Each year in the UK more than 300,000 people
develop cancer, and statistically one in three individuals will
contract cancer at some time in their life. Epidemiological and
demographic factors indicate, however, that by 2018 those odds
will have shortened to one in two, and the one million people
currently living with cancer will have doubled.
Macmillan has developed a unique partnership
with the NHS in the field of cancer care. The charity currently
uses a considerable proportion of its budgeted £50 million
annual income to promote the development of cancer services within
the NHS by pump priming or grant aiding the introduction of supportive
and innovative forms of care and other facilities, as well as
clinical, educational, academic and research-based activities
designed to achieve advances and improvements in the range, level
and standards of care available to patients. The charity also
works with other organisations to provide people who have cancer,
and their families, with specialist nursing and medical care and
with emotional and practical support, from the point of diagnosis
onwards, in order that they may carry on living their lives despite
cancer.
Macmillan has been at the forefront of innovation
in cancer care. At the heart of Macmillan's pump priming work
are more than 1,600 Macmillan nursesemployed by the NHS
as specialists in cancer care, offering expert information and
advice on treatment, skills in pain and symptom control and emotional
support to people living with cancer. Working in hospitals and
in the community, they have an important role to play in ensuring
that each patient receives the best possible care and achieves
the highest quality of life from the time they are diagnosed,
whatever the outcome.
The charity also pump primes Macmillan doctors
and funds, designs and builds projects like day care centres,
run by the NHS, which help to improve the environment in which
people receive treatment and care.
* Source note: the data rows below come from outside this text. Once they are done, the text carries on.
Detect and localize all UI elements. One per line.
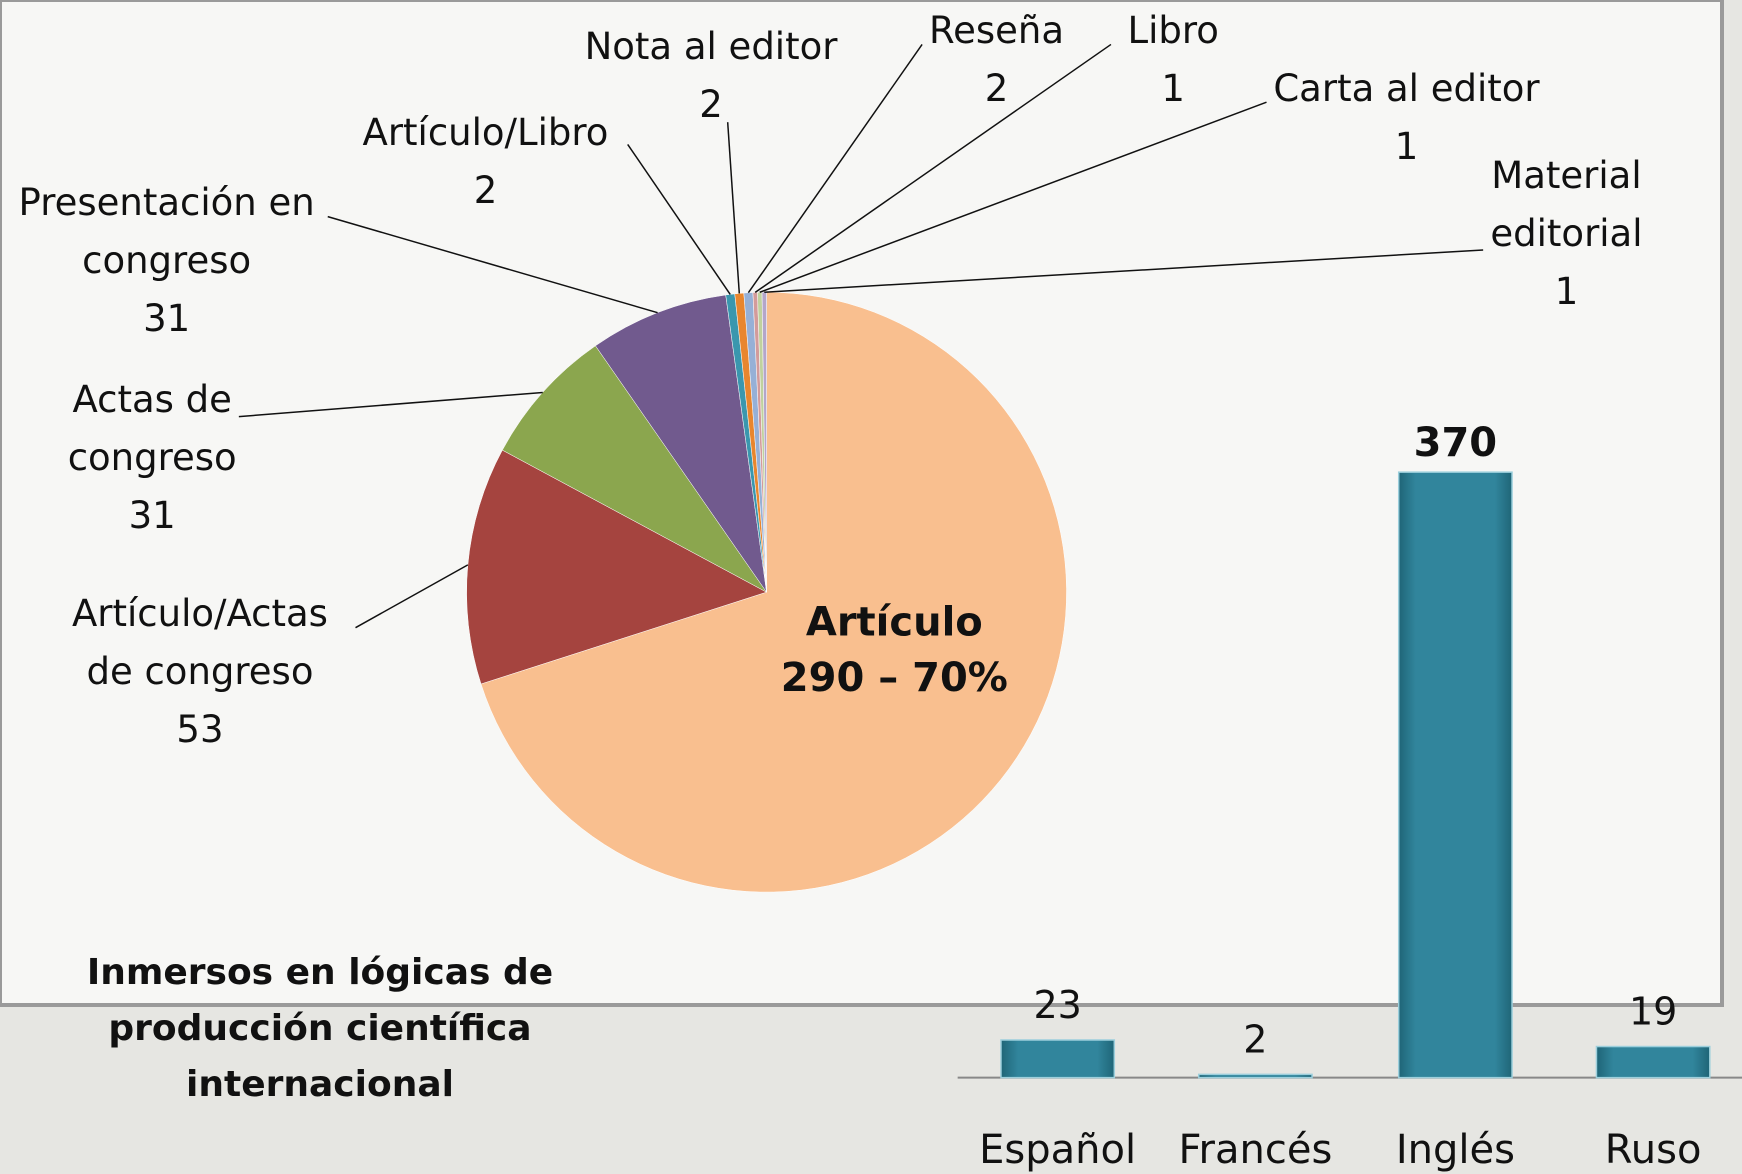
slice-label-block: Material editorial 1 bbox=[1472, 147, 1661, 321]
caption: Inmersos en lógicas de producción cientí… bbox=[60, 945, 580, 1113]
bar-value-label: 19 bbox=[1629, 990, 1677, 1034]
slice-value-label: 290 – 70% bbox=[781, 655, 1008, 701]
slice-label-box: Reseña 2 bbox=[919, 2, 1075, 202]
slice-label-block: Nota al editor 2 bbox=[567, 18, 856, 134]
slice-label-block: Actas de congreso 31 bbox=[52, 371, 252, 545]
slice-label-box: Artículo/Actas de congreso 53 bbox=[50, 585, 350, 785]
bar bbox=[1001, 1040, 1114, 1078]
bar bbox=[1596, 1047, 1709, 1078]
bar-value-label: 370 bbox=[1414, 420, 1498, 466]
slice-value-label: 2 bbox=[474, 169, 498, 212]
caption-box: Inmersos en lógicas de producción cientí… bbox=[60, 945, 580, 1125]
slice-label: Reseña bbox=[929, 9, 1064, 52]
slide: Inmersos en lógicas de producción cientí… bbox=[0, 0, 1742, 1174]
bar bbox=[1199, 1074, 1312, 1077]
x-tick-label: Inglés bbox=[1396, 1127, 1515, 1173]
slice-label: Actas de congreso bbox=[68, 378, 237, 479]
slice-label: Material editorial bbox=[1490, 154, 1642, 255]
slice-label: Artículo/Actas de congreso bbox=[72, 592, 328, 693]
x-tick-label: Francés bbox=[1178, 1127, 1332, 1173]
slice-label-block: Presentación en congreso 31 bbox=[0, 174, 339, 348]
page: Inmersos en lógicas de producción cientí… bbox=[0, 0, 1742, 1174]
slice-label-block: Reseña 2 bbox=[919, 2, 1075, 118]
slice-label: Presentación en congreso bbox=[19, 181, 315, 282]
slice-label: Nota al editor bbox=[585, 25, 838, 68]
slice-label: Carta al editor bbox=[1273, 67, 1539, 110]
x-tick-label: Español bbox=[979, 1127, 1136, 1173]
bar-value-label: 23 bbox=[1033, 983, 1081, 1027]
slice-label: Libro bbox=[1127, 9, 1218, 52]
slice-value-label: 2 bbox=[985, 67, 1009, 110]
slice-label-block: Libro 1 bbox=[1107, 2, 1240, 118]
slice-value-label: 1 bbox=[1555, 270, 1579, 313]
slice-value-label: 1 bbox=[1395, 125, 1419, 168]
slice-label-block: Artículo/Actas de congreso 53 bbox=[50, 585, 350, 759]
slice-label: Artículo bbox=[806, 599, 983, 645]
slice-value-label: 2 bbox=[699, 83, 723, 126]
slice-value-label: 31 bbox=[143, 297, 190, 340]
slice-label-box: Material editorial 1 bbox=[1472, 147, 1661, 347]
bar-value-label: 2 bbox=[1243, 1017, 1267, 1061]
slice-label-box: Nota al editor 2 bbox=[567, 18, 856, 218]
x-tick-label: Ruso bbox=[1605, 1127, 1702, 1173]
slice-label-box: Libro 1 bbox=[1107, 2, 1240, 202]
slice-value-label: 53 bbox=[176, 708, 223, 751]
slice-label-box: Presentación en congreso 31 bbox=[0, 174, 339, 374]
slice-value-label: 31 bbox=[129, 494, 176, 537]
bar bbox=[1399, 472, 1512, 1077]
slice-label-box: Actas de congreso 31 bbox=[52, 371, 252, 571]
slice-value-label: 1 bbox=[1161, 67, 1185, 110]
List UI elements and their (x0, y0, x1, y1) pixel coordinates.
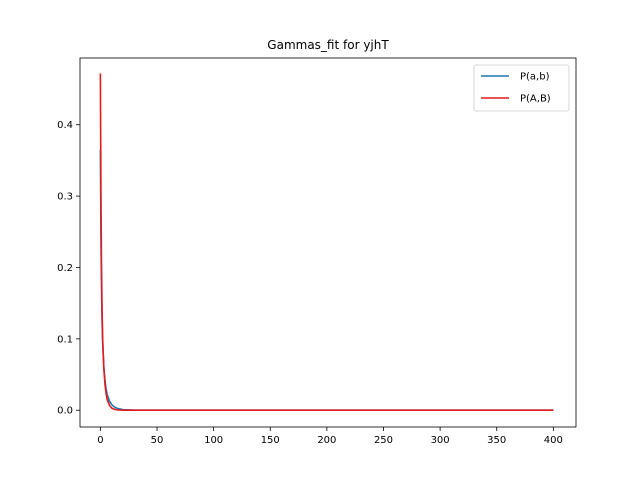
x-tick-label: 400 (544, 435, 563, 446)
legend-label-1: P(a,b) (520, 72, 550, 83)
axes-frame (79, 57, 577, 428)
x-tick-label: 300 (431, 435, 450, 446)
y-tick-label: 0.0 (57, 406, 73, 417)
y-tick-label: 0.3 (57, 192, 73, 203)
x-tick-label: 0 (97, 435, 103, 446)
x-tick-label: 250 (374, 435, 393, 446)
x-tick-label: 100 (204, 435, 223, 446)
legend: P(a,b) P(A,B) (473, 64, 570, 112)
y-axis: 0.0 0.1 0.2 0.3 0.4 (57, 120, 80, 417)
series-layer (99, 73, 554, 412)
chart-title: Gammas_fit for yjhT (267, 38, 389, 52)
plot-area (80, 58, 576, 427)
y-tick-label: 0.4 (57, 120, 73, 131)
x-tick-label: 150 (261, 435, 280, 446)
y-tick-label: 0.2 (57, 263, 73, 274)
x-tick-label: 350 (487, 435, 506, 446)
y-tick-label: 0.1 (57, 334, 73, 345)
legend-label-2: P(A,B) (520, 94, 551, 105)
series-line-2 (99, 73, 554, 412)
x-tick-label: 50 (151, 435, 164, 446)
x-axis: 0 50 100 150 200 250 300 350 400 (97, 427, 563, 446)
x-tick-label: 200 (317, 435, 336, 446)
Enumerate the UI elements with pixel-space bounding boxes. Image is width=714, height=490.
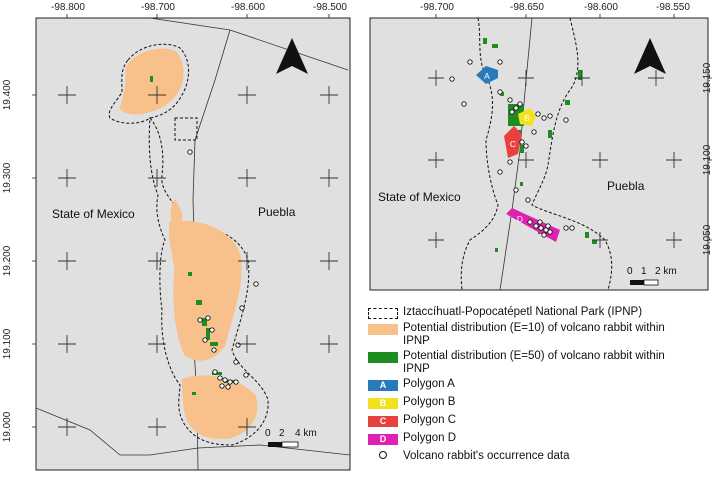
legend-item-polygon-b: B Polygon B bbox=[368, 396, 455, 410]
legend-label: Potential distribution (E=10) of volcano… bbox=[403, 322, 665, 347]
right-region-label-west: State of Mexico bbox=[378, 190, 461, 204]
right-park-outline-west bbox=[460, 18, 499, 290]
legend-e10-swatch bbox=[368, 324, 398, 335]
right-x-tick: -98.700 bbox=[420, 2, 454, 13]
legend-label: Polygon A bbox=[403, 378, 455, 390]
legend-label: Polygon C bbox=[403, 414, 457, 426]
right-x-tick: -98.550 bbox=[656, 2, 690, 13]
legend-dashed-swatch bbox=[368, 308, 398, 319]
left-y-tick: 19.400 bbox=[2, 79, 13, 111]
left-ticks bbox=[32, 14, 330, 428]
left-y-tick: 19.200 bbox=[2, 245, 13, 277]
left-scale-bar bbox=[268, 441, 299, 448]
left-x-tick: -98.500 bbox=[313, 2, 347, 13]
left-map bbox=[32, 14, 351, 471]
right-map: A B C D bbox=[369, 14, 712, 291]
left-scale-label: 2 bbox=[279, 428, 285, 439]
left-y-tick: 19.000 bbox=[2, 411, 13, 443]
polygon-a: A bbox=[476, 66, 498, 84]
polygon-c-label: C bbox=[510, 139, 516, 149]
right-scale-bar bbox=[630, 279, 659, 286]
right-scale-label: 2 km bbox=[655, 266, 677, 277]
legend-item-e50: Potential distribution (E=50) of volcano… bbox=[368, 350, 693, 375]
polygon-b-label: B bbox=[524, 113, 530, 123]
legend-item-occurrence: Volcano rabbit's occurrence data bbox=[368, 450, 570, 464]
left-y-tick: 19.300 bbox=[2, 162, 13, 194]
left-x-tick: -98.600 bbox=[231, 2, 265, 13]
polygon-c: C bbox=[504, 126, 522, 158]
legend-label: Volcano rabbit's occurrence data bbox=[403, 450, 570, 462]
right-ticks bbox=[435, 14, 712, 241]
polygon-d: D bbox=[506, 208, 560, 242]
legend-item-e10: Potential distribution (E=10) of volcano… bbox=[368, 322, 693, 347]
right-y-tick: 19.050 bbox=[702, 224, 713, 256]
legend-polygon-b-swatch: B bbox=[368, 398, 398, 409]
right-x-tick: -98.650 bbox=[510, 2, 544, 13]
left-x-tick: -98.800 bbox=[51, 2, 85, 13]
left-region-label-east: Puebla bbox=[258, 205, 296, 219]
right-state-boundary bbox=[499, 18, 533, 290]
left-occurrence-points bbox=[187, 149, 259, 390]
legend-item-polygon-d: D Polygon D bbox=[368, 432, 456, 446]
right-x-tick: -98.600 bbox=[584, 2, 618, 13]
left-state-boundary-sw bbox=[36, 407, 199, 456]
right-north-arrow-icon bbox=[634, 38, 666, 74]
left-scale-label: 0 bbox=[265, 428, 271, 439]
right-scale-label: 0 bbox=[627, 266, 633, 277]
legend-polygon-d-swatch: D bbox=[368, 434, 398, 445]
legend-polygon-c-swatch: C bbox=[368, 416, 398, 427]
right-region-label-east: Puebla bbox=[607, 179, 645, 193]
legend-circle-swatch bbox=[368, 451, 398, 459]
left-state-boundary-se bbox=[197, 444, 350, 456]
legend-item-polygon-c: C Polygon C bbox=[368, 414, 456, 428]
left-inset-marker bbox=[174, 117, 198, 141]
left-scale-label: 4 km bbox=[295, 428, 317, 439]
legend-label: Iztaccíhuatl-Popocatépetl National Park … bbox=[403, 306, 643, 318]
legend-item-park: Iztaccíhuatl-Popocatépetl National Park … bbox=[368, 306, 642, 320]
right-y-tick: 19.150 bbox=[702, 62, 713, 94]
legend-e50-swatch bbox=[368, 352, 398, 363]
polygon-a-label: A bbox=[484, 71, 490, 81]
right-grid-crosses bbox=[428, 70, 682, 248]
left-north-arrow-icon bbox=[276, 38, 308, 74]
polygon-b: B bbox=[518, 108, 536, 126]
legend-item-polygon-a: A Polygon A bbox=[368, 378, 455, 392]
left-y-tick: 19.100 bbox=[2, 328, 13, 360]
right-occurrence-points bbox=[449, 59, 575, 238]
left-x-tick: -98.700 bbox=[141, 2, 175, 13]
right-park-outline-east bbox=[531, 18, 613, 290]
left-region-label-west: State of Mexico bbox=[52, 207, 135, 221]
right-y-tick: 19.100 bbox=[702, 144, 713, 176]
polygon-d-label: D bbox=[517, 214, 523, 224]
left-grid-crosses bbox=[58, 86, 338, 436]
legend-polygon-a-swatch: A bbox=[368, 380, 398, 391]
legend-label: Polygon B bbox=[403, 396, 456, 408]
right-scale-label: 1 bbox=[641, 266, 647, 277]
legend-label: Polygon D bbox=[403, 432, 457, 444]
legend-label: Potential distribution (E=50) of volcano… bbox=[403, 350, 665, 375]
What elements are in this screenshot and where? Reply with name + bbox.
In addition, the charity makes
cash grants to patients with cancer who are in financial need,
to supplement the welfare benefits to which they may be entitled.
The annual budget for this service is currently
running at about £5 million. Practical problems can often,
from the patient's perspective, be worse than the cancer.
The above has sought to demonstrate how the
charity's work in response to cancer patients' needs spans both
health care and social services provision.